CHAPTER VII
THE CHAPEL
The revivalist preacher had come, and was indeed sweeping the land like a flail. Everyone was caught up in that threshing, and staid old church-goers of years rushed into the chapels and added their groans and outcries to the rest. Parson Boase stood aside, powerless while the excitement lasted. Those were days when Methodism was at its most harsh; the pure, if fierce, white flame of Whitefield and Thomson and Wesley had become obscured by the redder glare and smoke of that place whose existence seemed the chief part of these latter-day Methodists’ creed. Hell was the theme of sermon and hymn—a hell of concrete terrors enough to scare children in their beds at night. Thanks to the Parson, Ishmael had hitherto been kept out of this maelstrom of gloomy fears, but now that Annie, with the vicarious piety of so many women, had set her mind on his “conversion,” he too was to run the gamut of religious emotion, in which it has been said there are contained all the others.
Ishmael, in so far as at that age he could be said to wish to attend any place of prayer at all, was quite pleased to be going to chapel, partly because he had never been allowed to, and partly because the singing, from without, always sounded so much noisier and more frequent than church music. Annie impressed on him that he was to say nothing to the Parson about her intentions, and, though it made Ishmael uncomfortable and even miserable to think of deceiving his friend, he was too afraid of his mother to go against her, especially since this new sustained violence was upon her.

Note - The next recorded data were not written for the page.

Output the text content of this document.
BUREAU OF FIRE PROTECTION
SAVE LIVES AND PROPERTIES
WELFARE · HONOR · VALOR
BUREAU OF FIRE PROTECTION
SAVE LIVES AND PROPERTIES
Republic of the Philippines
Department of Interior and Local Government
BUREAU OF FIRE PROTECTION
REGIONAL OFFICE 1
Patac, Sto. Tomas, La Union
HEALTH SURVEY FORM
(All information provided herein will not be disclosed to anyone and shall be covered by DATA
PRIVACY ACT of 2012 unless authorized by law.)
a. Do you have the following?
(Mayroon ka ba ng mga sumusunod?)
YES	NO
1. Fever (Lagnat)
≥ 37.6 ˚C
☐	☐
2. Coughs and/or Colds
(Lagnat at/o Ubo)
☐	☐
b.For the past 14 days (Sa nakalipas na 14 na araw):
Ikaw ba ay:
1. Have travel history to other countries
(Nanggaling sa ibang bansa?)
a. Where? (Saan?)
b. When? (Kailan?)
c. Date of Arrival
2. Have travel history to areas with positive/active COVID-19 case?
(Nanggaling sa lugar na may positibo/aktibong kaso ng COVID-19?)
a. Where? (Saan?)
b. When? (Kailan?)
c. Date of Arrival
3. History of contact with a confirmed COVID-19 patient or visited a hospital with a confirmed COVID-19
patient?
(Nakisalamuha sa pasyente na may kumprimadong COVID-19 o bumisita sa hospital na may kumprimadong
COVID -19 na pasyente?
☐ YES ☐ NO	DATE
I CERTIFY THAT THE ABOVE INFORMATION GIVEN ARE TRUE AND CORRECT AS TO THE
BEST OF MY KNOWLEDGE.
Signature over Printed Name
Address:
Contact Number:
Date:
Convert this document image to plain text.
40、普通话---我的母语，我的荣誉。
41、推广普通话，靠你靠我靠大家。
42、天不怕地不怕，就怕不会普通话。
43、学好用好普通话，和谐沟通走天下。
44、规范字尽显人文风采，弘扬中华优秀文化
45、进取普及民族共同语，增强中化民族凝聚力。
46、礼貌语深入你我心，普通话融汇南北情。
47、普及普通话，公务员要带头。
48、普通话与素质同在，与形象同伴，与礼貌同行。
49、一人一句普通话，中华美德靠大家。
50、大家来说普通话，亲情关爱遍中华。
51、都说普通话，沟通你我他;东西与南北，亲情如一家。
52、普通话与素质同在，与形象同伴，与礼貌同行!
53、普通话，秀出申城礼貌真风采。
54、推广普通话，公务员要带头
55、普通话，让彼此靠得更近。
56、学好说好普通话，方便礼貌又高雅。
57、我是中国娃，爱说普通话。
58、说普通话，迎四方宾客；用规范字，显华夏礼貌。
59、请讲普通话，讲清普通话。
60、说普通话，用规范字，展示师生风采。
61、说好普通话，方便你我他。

It was a weekday evening when the preacher came to the gaunt little chapel which affronted the skies at the highest curve of the moorland road. Annie had put on her Sunday clothes, though she had ripped the feather out of her bonnet as a concession to the spirit of repentance, and she dressed Ishmael with care in the fine little nankeen suit with braided tunic that the Parson’s housekeeper had made for him. She oiled his unruly black hair till it looked as though painted on to his bullet head, except for the obstinate forelock that would fall over his eyes; then she took him firmly by the hand and they set out together. Vassie, to whom any gathering was better than none, was already gone with a girl friend; John-James, who was the Martha of the family, had too much to attend to at the farm; while Archelaus was frankly a scoffer, though an uneasy one. Neither was Annie anxious for the presence of her other children at chapel. The belief that as a judgment on her these dearly-loved ones were not to be among the saved had been growing; it was to be Ishmael whom the Lord demanded of her; it was by the tail of his little tunic that she, clinging, should also be swept into the region of the secure. Archelaus had failed her; that must be meant to show that it was not the children of her heart who were chosen by the Almighty. It was with a set mind and look that she urged Ishmael along the rough track that curved inland over the moor, its rain-filled ruts shining in the glamorous evening light.